Lewisham’s name itself comes from an early estate owned by a judge and businessman who borrowed the title from a borough in London. That little piece of imported identity set the tone for what followed: a suburb that was always meant to be residential rather than industrial, even if it ended up sitting next to some of the city’s noisier roads.
The fun part, if you like this kind of thing, is walking it with that history in your head. You can go from a two-bed flat in a mid-century block to a federation house with original tessellated tiles to a row of compact terraces in the space of a few minutes. Each turn tells you what mattered at the time it was built: access to the station, access to work, status, affordability.
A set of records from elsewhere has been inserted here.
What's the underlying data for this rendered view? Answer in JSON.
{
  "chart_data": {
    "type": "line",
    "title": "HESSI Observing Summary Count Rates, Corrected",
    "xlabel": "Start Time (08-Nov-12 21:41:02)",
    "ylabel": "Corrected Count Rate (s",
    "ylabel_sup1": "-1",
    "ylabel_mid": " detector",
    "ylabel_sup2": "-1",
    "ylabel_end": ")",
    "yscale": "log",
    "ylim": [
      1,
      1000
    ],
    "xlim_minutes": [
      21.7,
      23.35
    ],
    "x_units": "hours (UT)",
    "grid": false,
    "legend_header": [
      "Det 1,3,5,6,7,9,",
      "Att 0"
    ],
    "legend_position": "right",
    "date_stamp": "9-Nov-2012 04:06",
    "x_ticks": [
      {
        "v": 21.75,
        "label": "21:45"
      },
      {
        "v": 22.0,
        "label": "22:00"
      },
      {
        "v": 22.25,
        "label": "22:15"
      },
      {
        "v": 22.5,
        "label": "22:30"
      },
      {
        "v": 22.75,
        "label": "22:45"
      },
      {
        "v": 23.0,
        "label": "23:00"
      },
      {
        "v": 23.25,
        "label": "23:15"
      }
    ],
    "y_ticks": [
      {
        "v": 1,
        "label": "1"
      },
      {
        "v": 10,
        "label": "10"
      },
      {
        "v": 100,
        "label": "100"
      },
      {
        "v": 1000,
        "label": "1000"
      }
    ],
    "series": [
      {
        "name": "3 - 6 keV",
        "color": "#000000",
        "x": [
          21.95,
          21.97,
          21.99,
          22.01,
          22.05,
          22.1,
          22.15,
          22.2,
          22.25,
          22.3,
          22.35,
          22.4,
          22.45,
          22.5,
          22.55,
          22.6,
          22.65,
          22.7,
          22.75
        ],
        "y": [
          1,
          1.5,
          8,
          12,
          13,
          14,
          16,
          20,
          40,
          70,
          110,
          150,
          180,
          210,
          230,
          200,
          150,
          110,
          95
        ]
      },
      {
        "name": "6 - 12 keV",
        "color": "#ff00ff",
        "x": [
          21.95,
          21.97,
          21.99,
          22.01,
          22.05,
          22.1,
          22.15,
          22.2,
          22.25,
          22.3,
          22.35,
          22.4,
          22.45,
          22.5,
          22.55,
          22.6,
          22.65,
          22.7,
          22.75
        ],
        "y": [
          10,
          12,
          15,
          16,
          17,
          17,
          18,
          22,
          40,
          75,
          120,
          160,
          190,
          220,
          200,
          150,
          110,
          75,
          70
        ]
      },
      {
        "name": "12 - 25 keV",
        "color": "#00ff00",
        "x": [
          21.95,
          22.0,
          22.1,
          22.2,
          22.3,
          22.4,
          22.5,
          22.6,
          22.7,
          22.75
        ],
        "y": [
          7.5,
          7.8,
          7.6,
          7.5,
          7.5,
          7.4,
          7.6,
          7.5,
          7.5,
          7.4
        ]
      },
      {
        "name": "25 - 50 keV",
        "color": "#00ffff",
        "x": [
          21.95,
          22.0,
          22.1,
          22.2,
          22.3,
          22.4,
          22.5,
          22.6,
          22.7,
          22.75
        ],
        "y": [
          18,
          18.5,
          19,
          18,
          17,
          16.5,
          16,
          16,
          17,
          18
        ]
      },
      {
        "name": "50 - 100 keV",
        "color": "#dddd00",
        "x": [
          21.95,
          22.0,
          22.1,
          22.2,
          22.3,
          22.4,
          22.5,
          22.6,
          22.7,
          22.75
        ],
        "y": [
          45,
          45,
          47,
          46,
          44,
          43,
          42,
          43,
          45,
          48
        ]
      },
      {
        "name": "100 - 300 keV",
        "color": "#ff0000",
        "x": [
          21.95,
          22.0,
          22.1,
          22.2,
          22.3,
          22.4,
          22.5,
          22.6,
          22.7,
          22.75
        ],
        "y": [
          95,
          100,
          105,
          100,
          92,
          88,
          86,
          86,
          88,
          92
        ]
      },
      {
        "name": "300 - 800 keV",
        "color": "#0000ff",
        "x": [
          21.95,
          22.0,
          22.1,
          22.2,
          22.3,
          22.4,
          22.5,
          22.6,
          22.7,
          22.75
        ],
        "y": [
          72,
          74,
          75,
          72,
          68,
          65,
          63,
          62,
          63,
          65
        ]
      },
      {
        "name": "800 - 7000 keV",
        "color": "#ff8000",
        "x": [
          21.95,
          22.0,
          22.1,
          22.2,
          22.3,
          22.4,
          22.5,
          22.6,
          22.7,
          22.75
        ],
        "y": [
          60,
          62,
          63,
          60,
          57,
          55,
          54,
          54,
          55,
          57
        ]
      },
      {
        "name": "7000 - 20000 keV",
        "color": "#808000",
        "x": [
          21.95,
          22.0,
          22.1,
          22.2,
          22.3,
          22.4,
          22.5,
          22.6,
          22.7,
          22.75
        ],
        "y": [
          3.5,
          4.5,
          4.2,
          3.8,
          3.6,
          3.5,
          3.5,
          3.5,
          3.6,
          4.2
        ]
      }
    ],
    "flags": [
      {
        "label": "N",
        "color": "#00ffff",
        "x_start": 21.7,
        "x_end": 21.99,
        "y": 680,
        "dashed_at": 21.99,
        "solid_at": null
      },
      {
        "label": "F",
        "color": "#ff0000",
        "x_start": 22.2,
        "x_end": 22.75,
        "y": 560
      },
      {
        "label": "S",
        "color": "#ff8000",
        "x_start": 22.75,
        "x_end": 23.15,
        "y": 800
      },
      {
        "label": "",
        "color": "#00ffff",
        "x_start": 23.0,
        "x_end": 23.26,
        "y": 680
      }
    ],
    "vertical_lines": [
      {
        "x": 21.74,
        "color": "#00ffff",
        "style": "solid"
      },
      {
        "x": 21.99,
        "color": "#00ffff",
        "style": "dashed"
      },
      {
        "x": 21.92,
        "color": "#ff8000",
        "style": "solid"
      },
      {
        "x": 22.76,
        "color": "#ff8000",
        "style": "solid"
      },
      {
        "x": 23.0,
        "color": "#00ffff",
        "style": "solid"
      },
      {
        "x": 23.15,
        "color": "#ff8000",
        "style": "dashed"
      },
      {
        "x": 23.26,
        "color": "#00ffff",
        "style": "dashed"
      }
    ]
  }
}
For today’s buyers, Lewisham’s housing stock is a kind of time machine. Some are here for the older homes – the streets that still feel like a small village wrapped around a station. Others are here because the units make financial sense in a market where neighbouring suburbs have already surged. But whether they realise it or not, they’re all participants in a story that started with a viaduct, a rail line, and a decision to turn farms into streets.
In a city that forgets its own history quickly, Lewisham wears its past in plain sight. You just have to walk slowly enough to read it.